Save the Endangered Whistle-Blower
If ever government whistle-blowers needed protection from official retaliation it is now, in the secrecy-obsessed Bush administration. Federal employees daring to disclose fraud and abuse in their bureaucracies have been under virtual siege, isolated as pariahs and shipped off under gag orders to lesser jobs in far-off places.
Appeals to court review under the 17-year-old Whistle-Blower Protection Act have proved fruitless, with the Supreme Court ruling in May that workers have no right to First Amendment protection when they warn lawmakers and taxpayers of government waste and folly. The ruling has thrown the issue back into the lap of Congress. Fortunately, there is enough anger emerging on both sides of the aisle to raise hopes for remedial legislation.
The Senate has unanimously approved an amendment to close loopholes and spell out whistle-blowers’ rights in more forceful detail for the courts. It is attached to a pending military bill, with proponents working for comparably tough legislation to be accepted by the House.
The outcome is not certain. The Justice Department has been opposed to strengthening the law, and a countermove is afoot to give the administration even more power to prosecute whistle-blowers as leakers of official secrets.
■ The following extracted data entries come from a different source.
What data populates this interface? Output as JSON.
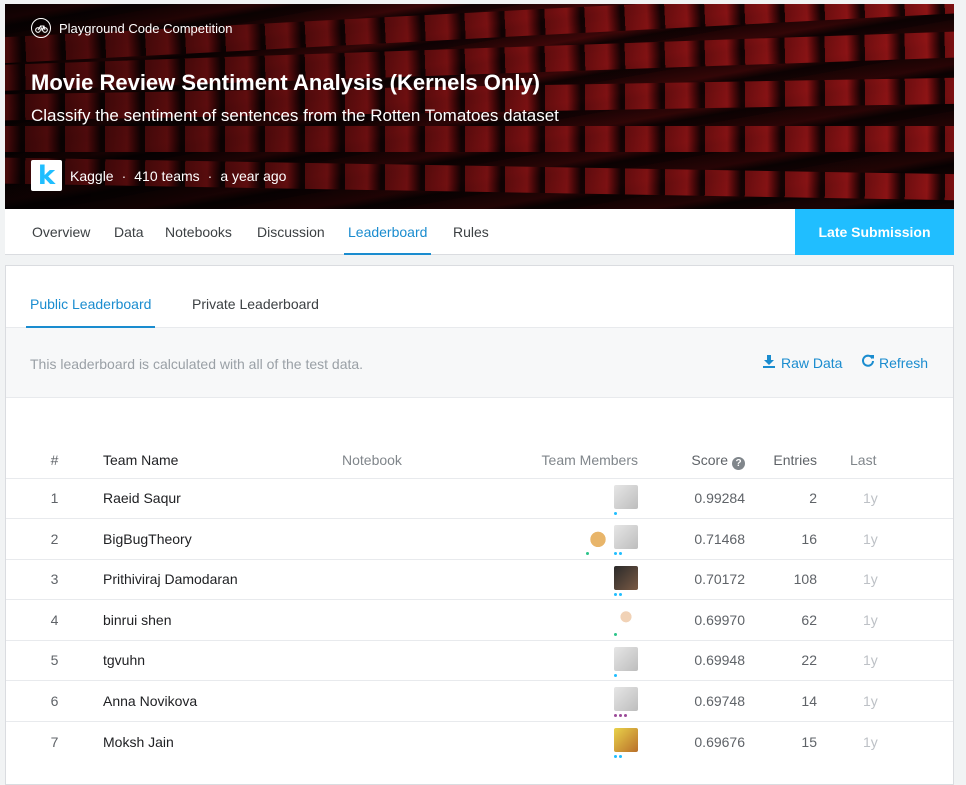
{
  "hero": {
    "competition_type": "Playground Code Competition",
    "title": "Movie Review Sentiment Analysis (Kernels Only)",
    "subtitle": "Classify the sentiment of sentences from the Rotten Tomatoes dataset",
    "host_logo_letter": "k",
    "host": "Kaggle",
    "separator": "·",
    "teams": "410 teams",
    "time": "a year ago"
  },
  "tabs": [
    {
      "label": "Overview"
    },
    {
      "label": "Data"
    },
    {
      "label": "Notebooks"
    },
    {
      "label": "Discussion"
    },
    {
      "label": "Leaderboard",
      "active": true
    },
    {
      "label": "Rules"
    }
  ],
  "late_submission_label": "Late Submission",
  "leaderboard": {
    "subtabs": [
      {
        "label": "Public Leaderboard",
        "active": true
      },
      {
        "label": "Private Leaderboard"
      }
    ],
    "info_text": "This leaderboard is calculated with all of the test data.",
    "raw_data_label": "Raw Data",
    "refresh_label": "Refresh",
    "columns": {
      "rank": "#",
      "team": "Team Name",
      "notebook": "Notebook",
      "members": "Team Members",
      "score": "Score",
      "entries": "Entries",
      "last": "Last"
    },
    "rows": [
      {
        "rank": "1",
        "team": "Raeid Saqur",
        "score": "0.99284",
        "entries": "2",
        "last": "1y"
      },
      {
        "rank": "2",
        "team": "BigBugTheory",
        "score": "0.71468",
        "entries": "16",
        "last": "1y"
      },
      {
        "rank": "3",
        "team": "Prithiviraj Damodaran",
        "score": "0.70172",
        "entries": "108",
        "last": "1y"
      },
      {
        "rank": "4",
        "team": "binrui shen",
        "score": "0.69970",
        "entries": "62",
        "last": "1y"
      },
      {
        "rank": "5",
        "team": "tgvuhn",
        "score": "0.69948",
        "entries": "22",
        "last": "1y"
      },
      {
        "rank": "6",
        "team": "Anna Novikova",
        "score": "0.69748",
        "entries": "14",
        "last": "1y"
      },
      {
        "rank": "7",
        "team": "Moksh Jain",
        "score": "0.69676",
        "entries": "15",
        "last": "1y"
      }
    ]
  },
  "colors": {
    "accent": "#1a8ccf",
    "late_submission_bg": "#20beff",
    "muted_text": "#9aa0a6"
  }
}
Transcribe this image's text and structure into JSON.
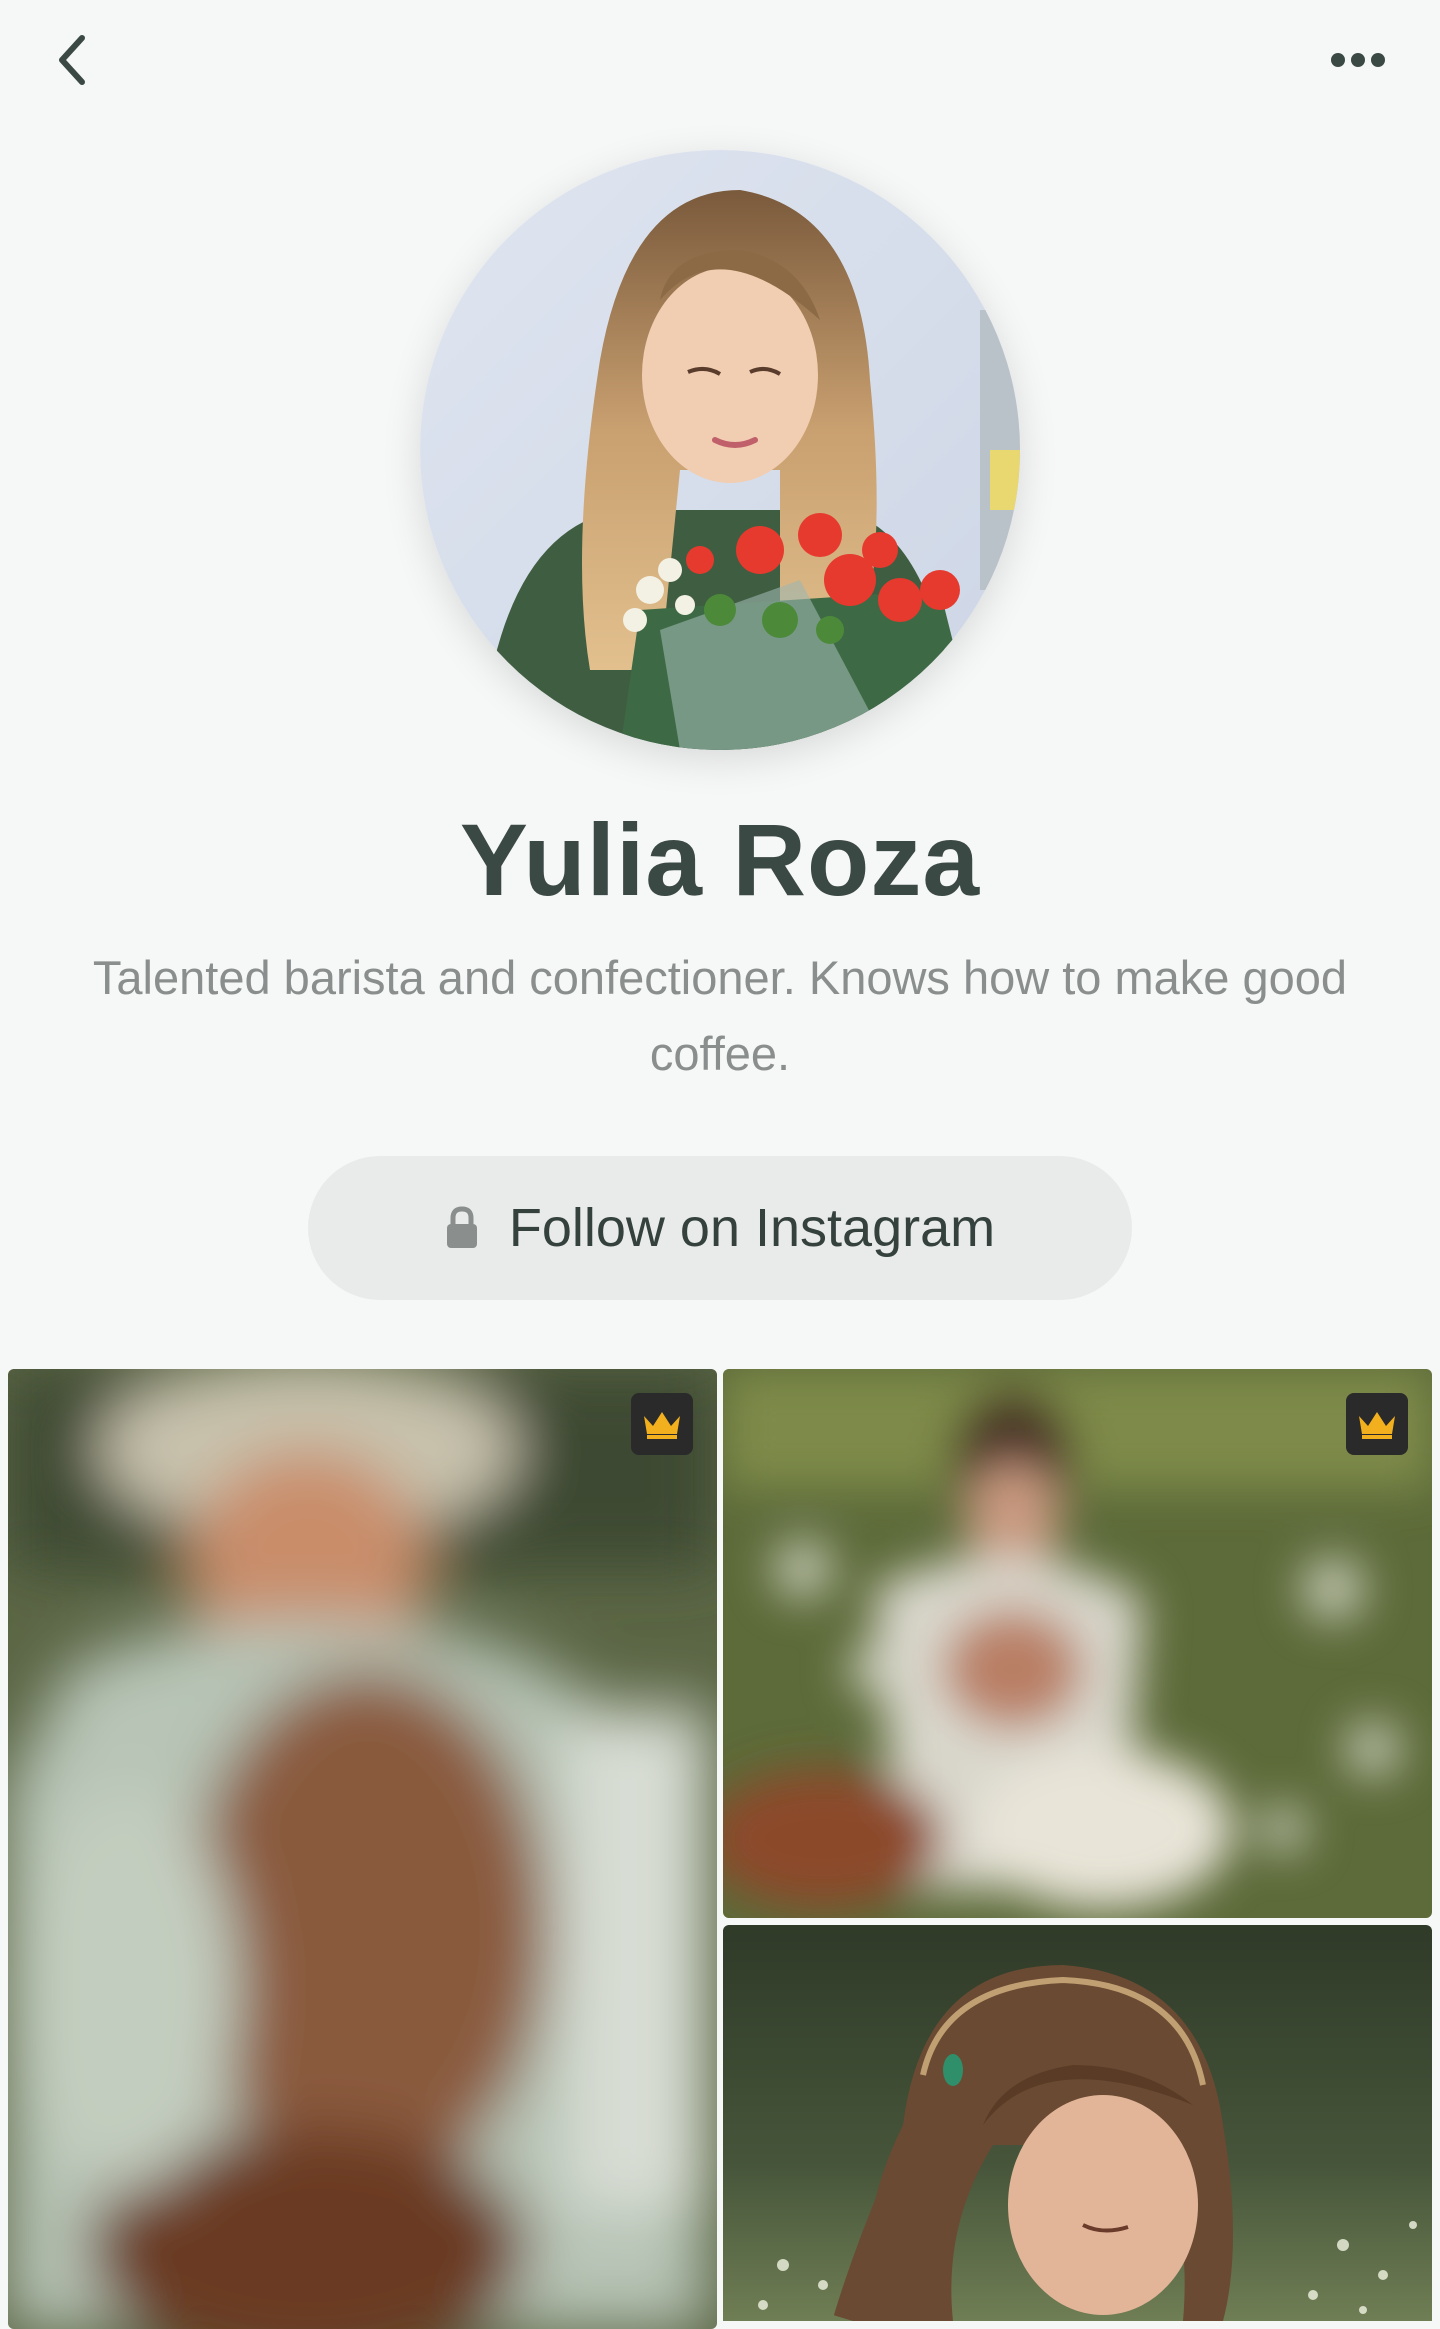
{
  "header": {
    "back_icon": "chevron-left-icon",
    "more_icon": "more-horizontal-icon"
  },
  "profile": {
    "name": "Yulia Roza",
    "bio": "Talented barista and confectioner. Knows how to make good coffee.",
    "follow_label": "Follow on Instagram",
    "follow_icon": "lock-icon"
  },
  "gallery": {
    "tiles": [
      {
        "premium": true,
        "blurred": true,
        "badge_icon": "crown-icon"
      },
      {
        "premium": true,
        "blurred": true,
        "badge_icon": "crown-icon"
      },
      {
        "premium": false,
        "blurred": false
      }
    ]
  },
  "colors": {
    "background": "#f6f7f7",
    "title": "#3b4945",
    "bio": "#8a8f8e",
    "button_bg": "#e9ebeb",
    "badge_bg": "#2a2a2a",
    "crown": "#f2b01e"
  }
}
The coming showdown is a chance for electioneering incumbents to take a stand against the administration’s mania for foiling the public’s right to government transparency.
The best display of Congressional intent would be for lawmakers to not just reaffirm the 1989 law but to extend it to all the national security bureaucracy and to private contractors. The nation’s need for timely whistle-blowers has been painfully driven home by gaffes in pre-9/11 homeland security, the premises for the Iraq invasion, and the administration’s illicit intelligence gathering at home.